Postado em 5 dEurope/London fevereiro dEurope/London 2008

ISTO É – 01.02.08

Entrevista JOÃO FRAGOSO

Professor da UFRJ diz que escravos também foram responsáveis pela escravidão e que o marxismo prejudicou o estudo dos ricos

Por FRANCISCO ALVES FILHO

Apesar da personalidade tímida e do jeito afável, o historiador carioca João Fragoso, 49 anos, não tem medo de enfrentar grandes polêmicas. Professor da Universidade Federal do Rio de Janeiro, ele tem causado controvérsia por classificar como superadas muitas das idéias de ninguém menos do que Karl Marx. Mesmo formado no marxismo, corrente majoritária no ensino de história na década de 70, ele entende que vários postulados do intelectual alemão se esgotaram. “Não há mais cabimento considerar que somos apenas robôs inseridos em grandes estruturas, como o capitalismo ou o feudalismo”, critica Fragoso. “Por trás dessa alegoria há pessoas com alma e vontade própria.” Sua posição lhe rende vários ataques, vindos principalmente de seus colegas da Universidade de São Paulo (USP), onde o marxismo é tido como parâmetro fundamental para entender a sociedade.

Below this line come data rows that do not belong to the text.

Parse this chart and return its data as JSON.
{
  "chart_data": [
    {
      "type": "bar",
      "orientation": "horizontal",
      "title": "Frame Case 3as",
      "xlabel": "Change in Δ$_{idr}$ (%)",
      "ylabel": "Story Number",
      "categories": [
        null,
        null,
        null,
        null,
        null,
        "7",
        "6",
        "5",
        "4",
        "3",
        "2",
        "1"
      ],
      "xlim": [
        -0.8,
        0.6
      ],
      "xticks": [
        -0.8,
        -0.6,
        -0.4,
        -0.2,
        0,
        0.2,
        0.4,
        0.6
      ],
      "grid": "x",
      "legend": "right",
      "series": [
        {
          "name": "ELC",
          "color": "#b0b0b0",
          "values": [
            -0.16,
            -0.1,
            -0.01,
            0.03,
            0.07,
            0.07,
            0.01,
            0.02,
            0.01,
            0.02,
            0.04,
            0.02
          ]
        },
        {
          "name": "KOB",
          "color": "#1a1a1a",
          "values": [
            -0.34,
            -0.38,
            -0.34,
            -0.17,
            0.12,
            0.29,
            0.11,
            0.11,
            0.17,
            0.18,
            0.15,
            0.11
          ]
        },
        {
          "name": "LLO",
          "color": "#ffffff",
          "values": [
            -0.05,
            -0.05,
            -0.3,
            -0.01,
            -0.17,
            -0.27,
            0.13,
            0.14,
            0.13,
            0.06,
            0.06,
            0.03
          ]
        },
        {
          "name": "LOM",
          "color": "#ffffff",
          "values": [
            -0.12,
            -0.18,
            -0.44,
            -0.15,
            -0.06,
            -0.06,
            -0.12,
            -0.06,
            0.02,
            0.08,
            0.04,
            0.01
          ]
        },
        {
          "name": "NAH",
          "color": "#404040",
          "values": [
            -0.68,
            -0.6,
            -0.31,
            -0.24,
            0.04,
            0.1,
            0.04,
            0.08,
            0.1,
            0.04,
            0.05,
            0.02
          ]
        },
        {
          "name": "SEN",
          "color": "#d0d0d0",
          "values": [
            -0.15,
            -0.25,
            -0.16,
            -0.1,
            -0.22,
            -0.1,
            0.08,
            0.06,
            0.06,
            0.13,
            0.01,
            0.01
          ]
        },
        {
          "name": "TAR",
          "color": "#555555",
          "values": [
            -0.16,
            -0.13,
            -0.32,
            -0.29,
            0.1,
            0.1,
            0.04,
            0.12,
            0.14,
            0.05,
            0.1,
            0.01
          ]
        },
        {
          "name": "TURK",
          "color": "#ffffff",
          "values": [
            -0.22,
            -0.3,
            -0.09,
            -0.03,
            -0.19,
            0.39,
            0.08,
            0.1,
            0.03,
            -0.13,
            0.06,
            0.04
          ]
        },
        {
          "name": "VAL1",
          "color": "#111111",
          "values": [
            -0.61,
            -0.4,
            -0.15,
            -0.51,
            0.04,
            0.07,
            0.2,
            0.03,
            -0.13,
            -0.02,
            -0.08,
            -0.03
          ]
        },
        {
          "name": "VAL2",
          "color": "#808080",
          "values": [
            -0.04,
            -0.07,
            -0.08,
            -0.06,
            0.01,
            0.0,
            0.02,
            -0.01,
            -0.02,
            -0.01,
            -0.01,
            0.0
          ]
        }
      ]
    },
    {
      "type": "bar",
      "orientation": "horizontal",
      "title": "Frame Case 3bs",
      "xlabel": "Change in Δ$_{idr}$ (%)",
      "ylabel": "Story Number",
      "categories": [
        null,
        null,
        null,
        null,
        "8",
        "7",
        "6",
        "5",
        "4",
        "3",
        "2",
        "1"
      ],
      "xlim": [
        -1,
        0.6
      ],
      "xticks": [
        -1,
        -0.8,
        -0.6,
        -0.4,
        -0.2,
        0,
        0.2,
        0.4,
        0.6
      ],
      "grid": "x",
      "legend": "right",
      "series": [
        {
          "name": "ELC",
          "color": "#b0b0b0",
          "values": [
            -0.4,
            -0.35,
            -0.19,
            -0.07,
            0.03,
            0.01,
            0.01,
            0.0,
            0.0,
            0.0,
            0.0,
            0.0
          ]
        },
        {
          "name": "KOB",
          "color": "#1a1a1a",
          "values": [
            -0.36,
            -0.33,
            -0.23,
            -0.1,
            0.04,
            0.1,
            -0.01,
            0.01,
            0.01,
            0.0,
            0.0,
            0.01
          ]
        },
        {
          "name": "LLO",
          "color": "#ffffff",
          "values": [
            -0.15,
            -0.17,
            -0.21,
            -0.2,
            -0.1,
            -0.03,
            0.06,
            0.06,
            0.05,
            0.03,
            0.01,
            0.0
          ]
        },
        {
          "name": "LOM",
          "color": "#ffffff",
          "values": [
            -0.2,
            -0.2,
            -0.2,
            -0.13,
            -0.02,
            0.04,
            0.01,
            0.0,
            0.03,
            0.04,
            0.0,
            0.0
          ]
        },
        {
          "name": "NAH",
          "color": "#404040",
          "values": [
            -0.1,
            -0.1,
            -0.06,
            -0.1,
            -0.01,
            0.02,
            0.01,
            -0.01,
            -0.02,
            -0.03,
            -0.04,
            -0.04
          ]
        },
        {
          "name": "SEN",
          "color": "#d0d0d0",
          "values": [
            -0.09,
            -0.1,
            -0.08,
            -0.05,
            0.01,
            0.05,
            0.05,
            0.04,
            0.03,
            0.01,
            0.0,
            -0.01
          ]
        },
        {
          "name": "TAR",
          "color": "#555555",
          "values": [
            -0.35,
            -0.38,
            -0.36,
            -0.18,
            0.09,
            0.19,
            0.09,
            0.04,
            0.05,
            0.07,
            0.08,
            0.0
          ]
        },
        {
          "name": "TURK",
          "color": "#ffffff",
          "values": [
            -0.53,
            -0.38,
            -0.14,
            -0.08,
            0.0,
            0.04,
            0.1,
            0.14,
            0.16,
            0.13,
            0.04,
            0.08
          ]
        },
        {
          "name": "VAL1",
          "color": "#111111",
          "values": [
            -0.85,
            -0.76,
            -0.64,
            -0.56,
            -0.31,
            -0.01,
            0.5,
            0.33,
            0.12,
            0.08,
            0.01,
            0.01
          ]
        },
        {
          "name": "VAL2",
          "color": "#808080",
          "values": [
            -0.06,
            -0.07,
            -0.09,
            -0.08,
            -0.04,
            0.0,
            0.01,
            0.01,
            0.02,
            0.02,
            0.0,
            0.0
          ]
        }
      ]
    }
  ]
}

Outro vespeiro é seu tema preferencial de estudos: a elite brasileira no período colonial. “Descobri que havia muitas pesquisas sobre escravos e operários, mas quase nada sobre as elites”, explica. O historiador carioca escreveu sete livros e seu artigo Fidalgos e parentes de pretos está incluído no livro Conquistadores & negociantes, recém-lançado pela editora Civilização Brasileira. Sua linha de pesquisa leva a conclusões que dão combustível para discussões acaloradas. Ele contesta, por exemplo, que as elites brasileiras sejam o grande vilão das mazelas sociais do Brasil. “Nós e a elite somos cúmplices de nossa história”, corrige. Nessa linha de raciocínio, é capaz de afirmações explosivas, como uma das que soltou na entrevista à ISTOÉ: “O escravo também foi responsável pela escravidão.” Ele não liga para uma possível reação de acadêmicos. “O debate é saudável e a academia é o melhor lugar para isso.”

ISTOÉ – O marxismo deixou de ser um instrumento para entender a história? Leia o resto do artigo »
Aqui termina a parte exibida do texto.